Überall, wo auf eine sichere Bank im Futterertrag gesetzt wird, darf viel Knaulgras nie fehlen. Außer auf nassen Standorten eignet es sich überall. Um dieser eminenten Bedeutung gerecht zu werden, sollte jeder, der auf zuverlässige Erträge strebt, den Anteil von Knaulgras eher zu hoch als zu niedrig anstreben. Ein Anteil von 30 bis 50% sollte als sicheres und verlässliches Gras immer vorhanden sein. Knaulgras muss daher bei Einsaaten in Futterwiesen einen viel höheren Anteil einnehmen. Auch bei Reparatursaaten im Frühjahr ist es ratsam, Knaulgras als ausdauernde Grasart in angemessener Menge einzusetzen. Nur bei Dauerweiden, mit vernachlässigter Weidepflege, also ohne Nachmahd, breitet sich Knaulgras zu stark aus. Das zeigt aber auch, dass Knaulgras ein verlässliches Gras bei Einsaaten ist.

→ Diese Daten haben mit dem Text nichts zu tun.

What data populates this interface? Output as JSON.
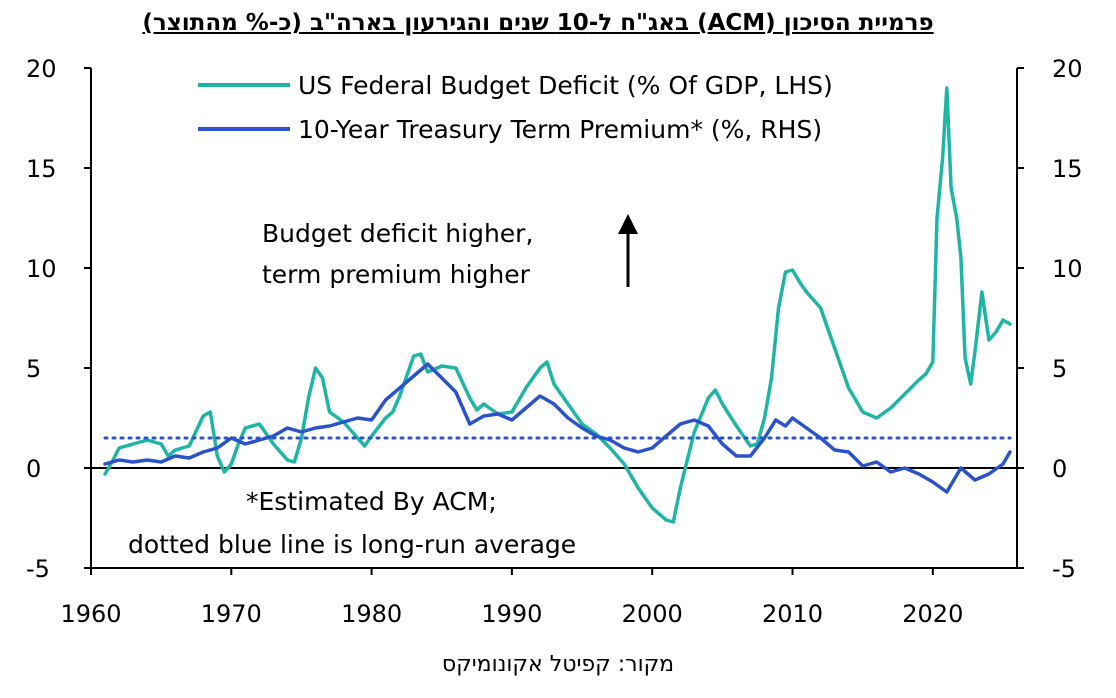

Festulolium (Schweidel), neue klimafitte Art für Wechselwiesen und FELDFUTTER

Festulolium ist ein Futtergras, das durch Kreuzung von Raygräsern und Schwingel-Arten entsteht und auch in der Natur vorkommt. In den letzten Jahren haben sich neue Sorten von Festulolium als vielversprechende Optionen für den Einsatz im Grünland erwiesen. Erste Versuche der AGES haben gezeigt, dass diese neuen Sorten durch ihr schnelles und ertragreiches Wachstum besonders gut an das neue, wärmere Klima angepasst sind. Sie eignen  sich gut für die Vielschnitt-Nutzung des Grünlands. Festulolium ist dem derb-blättrigen Rohrschwingel weit überlegen und eignet sich daher gut für den Einsatz in Wechselwiesen. Wechselwiesenwirtschaft ist eine nachhaltige Art der Grünlandnutzung, bei der zwischen Acker und Grünland gewechselt wird. Dabei kann auf Chemie durch Düngung oder Pflanzenschutz verzichtet werden, ist sohin besonders umweltfreundlich. Die öftere Bodenbearbeitung sorgt für eine natürliche Nährstofffreisetzung und lockert Bodenverdichtungen. Gleichzeitig wirkt die wendende Bearbeitung des Bodens als natürliche Unkrautbekämpfung. Mit Wechselwiesen lassen auch die besonders ertragreichen, begrannten Acker-Raygräser, Kleegräser sowie Triticale und Silomais nutzen. Praxiserfahrungen zeigten, dass gewisse Rohrschwingelsorten bei extensiver Bewirtschaftung eine besonders nachgefragte hohe Heuqualität mit sehr ansprechender Farbe liefern.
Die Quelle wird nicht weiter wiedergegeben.